Buffalo '66 sits on the fence between black comedy and Cassavetes style character-study. It suffers from high-auteurism, and let's face it, Gallo's rampant arrogance. In interviews he has claimed he re-invented Ricci, taking personal credit for improving her dress sense and telling her how to act. Anyone who saw Ang Lee's masterpiece The Ice Storm will clamourously denounce Gallo's flamboyance as inferiority complex, or madness. Buffalo suffers from Gallo having his fingers in a few too many pies (remember how no-one liked that kid who was good at everything?) but it is also driven by that emotional investment and attention to detail. It is the little things that make Gallo's film work, despite the cliched dross and bad dialogue. The yellow stuffed-toy bunny rabbit and the guinea-pig in Goon's room, the tiny silver heart that dangles from Billy's necklace as he threatens to beat Layla's face in - these details are endearing. As for Layla's last line in the movie: "I think you're the sweetest, most handsomest guy in the whole world... and I love you." That is simply atrocious scripting; sudden character development that doesn't sit well with Billy's unlikable personality, and the lack of context given to Layla. It exists simply to setup the the clever camerawork in the stripjoint, and the terribly contrived happy ending.

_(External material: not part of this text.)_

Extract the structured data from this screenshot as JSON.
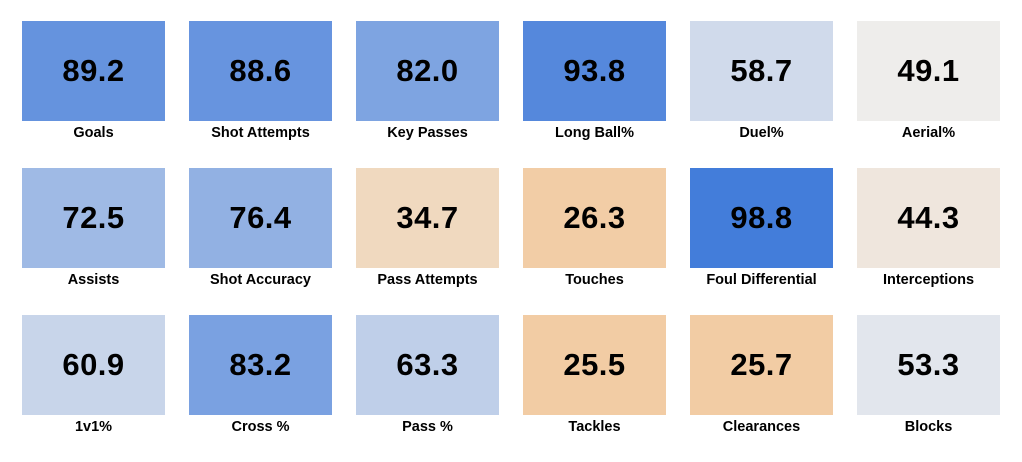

In making a film, you have to let go of some of your ideas, simply because they won't work with all the others. Gallo falls into the trap of wanting to have his cake and eat it too. The result of Gallo's uneven intensity and extravagance is a patchwork of self-gratifying stylistics - the camera movement in the stripjoint: panning through space but not time, is a nice visual effect, but it lacks context and justification. This gratuitous shot is pure form - painfully self-conscious artistry in a film which lacks the subject to do it justice. The thirty second shot of Kevin Corrigan's paunchy belly on the other hand, was beautifully summatic, a casual counterpoint to the excessive cameos by Gallo's more well-heeled acting friends. (Kevin Corrigan... is there a single New York independent film that he isn't in?) There haven't been many intimate shots like that in American cinema since Cassavetes passed away. And we miss that little pinch of humanity.